Organic Ancho Chile Powder
Pronounced "Ahn-cho", the ancho chile pepper is the most widely used dried chile in authentic Mexican cuisine. The Ancho Chile is actually a dried Poblano pepper, and Ancho Chile translates to "wide chile" in Spanish. Poblanos are from the species Capsicum Annum.
Our Organic Ancho Powder is cultivated from chiles grown in the US.
Poblanos are indigenous to Puebla, Mexico, and this mild chile is one of the most popular peppers grown in the Mexico, topped only by the Jalapeno and Serrano chile.
Even for Mexico, Puebla is considered a very Catholic city, and it is said that there are enough churches for a person to visit a different church every day of the year and not be in the same one twice. The town's full name is actually Puebla de los Angeles meaning "People of the Angels."
The Spanish missionaries who arrived in the area in the 1500-1700s claimed considerable land in the region and built numerous chapels, churches, convents and monasteries with the purpose of converting as many locals as possible to their Christian beliefs. With this heavy religious influence, it's understandable how the Catholic Church played a very prominent in the city's development.

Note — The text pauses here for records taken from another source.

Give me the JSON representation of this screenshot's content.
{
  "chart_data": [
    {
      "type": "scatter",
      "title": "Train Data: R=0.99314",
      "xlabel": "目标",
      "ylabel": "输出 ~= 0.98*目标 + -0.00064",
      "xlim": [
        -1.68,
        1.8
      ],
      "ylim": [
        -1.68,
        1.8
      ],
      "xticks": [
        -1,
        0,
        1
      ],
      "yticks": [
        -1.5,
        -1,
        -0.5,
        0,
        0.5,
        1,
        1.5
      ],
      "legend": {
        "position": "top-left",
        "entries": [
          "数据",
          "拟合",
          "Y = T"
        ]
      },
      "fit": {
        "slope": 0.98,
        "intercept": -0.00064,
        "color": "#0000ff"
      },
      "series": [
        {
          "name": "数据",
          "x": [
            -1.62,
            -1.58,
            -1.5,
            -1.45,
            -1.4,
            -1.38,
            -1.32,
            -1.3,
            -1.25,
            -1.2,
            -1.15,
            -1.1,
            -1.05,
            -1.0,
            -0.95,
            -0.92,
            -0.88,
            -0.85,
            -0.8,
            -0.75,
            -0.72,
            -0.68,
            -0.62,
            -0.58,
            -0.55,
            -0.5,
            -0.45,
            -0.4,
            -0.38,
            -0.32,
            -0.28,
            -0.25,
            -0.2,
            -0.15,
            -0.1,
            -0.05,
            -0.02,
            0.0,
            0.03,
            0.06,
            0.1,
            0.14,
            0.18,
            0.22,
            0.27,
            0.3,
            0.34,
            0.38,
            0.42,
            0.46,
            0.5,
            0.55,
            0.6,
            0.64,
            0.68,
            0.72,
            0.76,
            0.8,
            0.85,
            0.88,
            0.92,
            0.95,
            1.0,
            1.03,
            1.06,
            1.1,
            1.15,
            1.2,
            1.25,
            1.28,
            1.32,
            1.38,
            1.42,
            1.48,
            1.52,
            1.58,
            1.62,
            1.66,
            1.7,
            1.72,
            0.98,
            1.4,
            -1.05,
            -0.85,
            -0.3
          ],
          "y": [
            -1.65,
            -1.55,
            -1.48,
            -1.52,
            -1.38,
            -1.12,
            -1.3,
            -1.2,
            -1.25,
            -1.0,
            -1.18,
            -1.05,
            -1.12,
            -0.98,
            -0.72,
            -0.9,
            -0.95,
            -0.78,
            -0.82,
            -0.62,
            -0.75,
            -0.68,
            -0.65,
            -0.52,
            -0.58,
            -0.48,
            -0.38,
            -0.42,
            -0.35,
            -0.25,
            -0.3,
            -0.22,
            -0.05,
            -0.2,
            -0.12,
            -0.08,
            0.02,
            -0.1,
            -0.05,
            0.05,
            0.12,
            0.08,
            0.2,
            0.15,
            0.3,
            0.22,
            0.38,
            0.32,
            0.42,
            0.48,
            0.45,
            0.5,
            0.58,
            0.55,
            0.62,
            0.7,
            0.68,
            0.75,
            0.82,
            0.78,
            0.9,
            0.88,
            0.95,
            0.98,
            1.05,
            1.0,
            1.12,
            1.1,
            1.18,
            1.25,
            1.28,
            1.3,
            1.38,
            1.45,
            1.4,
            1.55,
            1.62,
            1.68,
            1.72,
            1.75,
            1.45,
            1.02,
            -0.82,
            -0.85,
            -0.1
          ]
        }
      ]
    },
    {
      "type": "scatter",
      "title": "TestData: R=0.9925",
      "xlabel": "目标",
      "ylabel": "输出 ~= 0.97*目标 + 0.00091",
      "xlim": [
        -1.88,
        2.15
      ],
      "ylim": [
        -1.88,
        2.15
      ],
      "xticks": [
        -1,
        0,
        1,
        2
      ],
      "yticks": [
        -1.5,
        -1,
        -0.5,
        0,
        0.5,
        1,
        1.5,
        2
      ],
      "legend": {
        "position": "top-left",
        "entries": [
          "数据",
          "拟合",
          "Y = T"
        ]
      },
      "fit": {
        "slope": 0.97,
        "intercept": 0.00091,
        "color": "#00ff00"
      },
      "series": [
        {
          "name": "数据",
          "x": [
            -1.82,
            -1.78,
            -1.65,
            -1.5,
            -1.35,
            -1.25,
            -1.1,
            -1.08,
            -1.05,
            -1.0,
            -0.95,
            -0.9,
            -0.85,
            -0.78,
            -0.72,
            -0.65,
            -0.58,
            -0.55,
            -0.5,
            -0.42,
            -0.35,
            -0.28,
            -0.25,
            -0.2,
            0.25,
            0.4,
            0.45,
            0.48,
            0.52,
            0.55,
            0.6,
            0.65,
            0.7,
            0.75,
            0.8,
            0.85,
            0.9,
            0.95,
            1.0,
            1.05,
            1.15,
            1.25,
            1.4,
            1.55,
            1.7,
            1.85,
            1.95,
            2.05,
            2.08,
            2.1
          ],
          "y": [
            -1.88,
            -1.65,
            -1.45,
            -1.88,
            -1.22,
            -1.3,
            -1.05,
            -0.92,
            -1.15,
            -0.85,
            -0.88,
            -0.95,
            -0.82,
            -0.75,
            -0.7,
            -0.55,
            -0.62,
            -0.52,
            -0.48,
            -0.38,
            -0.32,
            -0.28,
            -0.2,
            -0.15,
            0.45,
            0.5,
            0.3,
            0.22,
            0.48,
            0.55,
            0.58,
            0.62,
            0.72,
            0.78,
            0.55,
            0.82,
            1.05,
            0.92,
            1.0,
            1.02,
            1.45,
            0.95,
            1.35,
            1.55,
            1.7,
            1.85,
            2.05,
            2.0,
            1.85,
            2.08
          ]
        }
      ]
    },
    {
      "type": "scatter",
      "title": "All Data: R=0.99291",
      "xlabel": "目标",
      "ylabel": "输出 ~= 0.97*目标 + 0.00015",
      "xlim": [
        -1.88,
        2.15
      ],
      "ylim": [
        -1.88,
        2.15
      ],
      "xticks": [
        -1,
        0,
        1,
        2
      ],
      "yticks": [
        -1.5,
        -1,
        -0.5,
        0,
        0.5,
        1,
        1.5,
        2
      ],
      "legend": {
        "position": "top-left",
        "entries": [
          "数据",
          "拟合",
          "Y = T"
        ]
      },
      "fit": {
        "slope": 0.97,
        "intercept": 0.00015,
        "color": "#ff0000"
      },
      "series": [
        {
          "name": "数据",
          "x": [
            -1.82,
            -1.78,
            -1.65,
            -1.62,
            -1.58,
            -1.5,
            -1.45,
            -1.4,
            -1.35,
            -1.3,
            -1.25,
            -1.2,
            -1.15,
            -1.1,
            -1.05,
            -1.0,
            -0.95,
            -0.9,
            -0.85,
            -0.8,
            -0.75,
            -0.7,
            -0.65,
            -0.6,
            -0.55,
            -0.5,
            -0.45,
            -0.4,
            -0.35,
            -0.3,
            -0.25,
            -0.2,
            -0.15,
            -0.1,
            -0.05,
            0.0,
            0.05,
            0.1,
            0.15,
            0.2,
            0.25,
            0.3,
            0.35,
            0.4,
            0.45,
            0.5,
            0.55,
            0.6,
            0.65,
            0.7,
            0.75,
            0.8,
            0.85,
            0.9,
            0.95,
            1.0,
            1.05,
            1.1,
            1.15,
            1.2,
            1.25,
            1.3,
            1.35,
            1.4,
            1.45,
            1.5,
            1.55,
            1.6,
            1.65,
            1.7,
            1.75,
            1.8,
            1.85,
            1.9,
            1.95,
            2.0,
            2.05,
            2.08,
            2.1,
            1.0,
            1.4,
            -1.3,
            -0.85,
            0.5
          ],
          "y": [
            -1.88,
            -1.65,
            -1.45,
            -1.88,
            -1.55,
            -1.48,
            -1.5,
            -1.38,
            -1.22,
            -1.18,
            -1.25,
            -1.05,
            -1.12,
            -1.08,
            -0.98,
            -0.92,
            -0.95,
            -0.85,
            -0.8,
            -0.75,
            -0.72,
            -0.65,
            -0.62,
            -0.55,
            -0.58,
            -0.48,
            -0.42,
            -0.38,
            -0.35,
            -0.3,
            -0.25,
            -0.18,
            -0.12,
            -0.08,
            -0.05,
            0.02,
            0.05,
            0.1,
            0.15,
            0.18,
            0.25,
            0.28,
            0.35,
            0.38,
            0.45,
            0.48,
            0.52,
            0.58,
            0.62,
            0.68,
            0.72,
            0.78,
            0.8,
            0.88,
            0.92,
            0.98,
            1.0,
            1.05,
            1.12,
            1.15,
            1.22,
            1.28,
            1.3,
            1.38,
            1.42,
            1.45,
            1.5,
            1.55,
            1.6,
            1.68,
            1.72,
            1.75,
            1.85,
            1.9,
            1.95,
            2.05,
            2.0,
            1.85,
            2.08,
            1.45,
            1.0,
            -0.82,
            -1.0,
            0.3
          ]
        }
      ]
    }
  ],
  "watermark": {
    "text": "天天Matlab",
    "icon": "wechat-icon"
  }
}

The Catholic Church also shaped Puebla's cuisine. Both official church documents and local legend has perpetuated the story of how some of the region's most iconic dishes were created by nuns at various convents throughout the city. The sisters combined European cooking techniques with local ingredients to produce delicious results, from sweets such as camotes de Santa Clara (a soft candy made from sweet potatoes) to mole poblano (see below) and chiles en nogada which is a poblano chile filled with picadillo (a hash consisting of minced meat and dried fruit), covered in a white walnut sauce and topped with parsley and pomegranate seeds). Puebla's culinary tradition, called "Cocina Poblana" is popular throughout Mexico.
The poblano plant grows to about 2 feet tall and produces chile pods that are 3" - 6" long and 2" - 3" wide. Poblano chiles mature from a deep green in color to a dark red and almost brownish black as they age. The poblano chiles you see in the grocery store are picked when they are still green. Ancho chiles are poblano chiles that are allowed to ripen to a deep red before they are picked and dried. Mulato chiles are also dried poblano chiles, but they are not harvested until they are fully ripened to the dark brownish black color.
The Dried Ancho Chile is a key chile in the famous "holy trinity" of Mexican chiles used in Mexican mole (pronounced MOH-leh), along with the Pasilla Negro and the Mulato chiles. Mole is the signature dish of the region's cuisine and in addition to the chiles, this spicy sauce also contains Canela (aka Ceylon cinnamon), nuts and Mexican chocolate (this is different than chocolate commonly found in the US, and is made from ground roasted cacao nibs, cinnamon and sugar) and is typically served over chicken.
Depending on the region, different chiles may be marketed as Ancho Chiles when they are not. In California, Ancho chiles are often incorrectly mixed with or substituted with the Pasilla de Negro chile - which don't look, let alone taste, anything like Ancho chiles. Pasilla chiles are long and thin and have a very different flavor profile. Mulato chiles are also sometimes sold as Ancho Chiles.
Ground Organic Ancho Chile Powder can be used in spice rubs, to add intensity to adobados (meat marinated or seasoned with an adobo is referred to as adobado), beans, beef, casseroles, chicken, dips, pasta, pizza, popcorn, pork, red chili, rice, salsa, sauces (especially for enchiladas), soups and stews.
For a sweet heat treat mix Organic Ancho Powder with some fresh honey to create an ancho-honey glaze that can be brushed onto salmon before sautéeing.
Some of our favorite recipes using Ancho Chiles are Cinnamon and Ancho Chile Bark, Black Beans and Mexican Chorizo, and Pozole Rojo.
Organic Ancho Chile Powder has a mild fruity, sweet, slightly smoky flavor with undertones of plum, raisin, tobacco and a slightly earthy bitterness.
Considered a mild to medium heat chile (2,500-3,500 on the Scoville Heat Scale).
Ancho chile pepper conversions: 1 heaping tablespoon of ancho powder (weighs approximately 1/4 oz) = 1 whole Ancho Chile.
If you are looking for an ancho chile powder substitute go with Guajillo or Pasilla Negro chile powder.
** This product is certified kosher.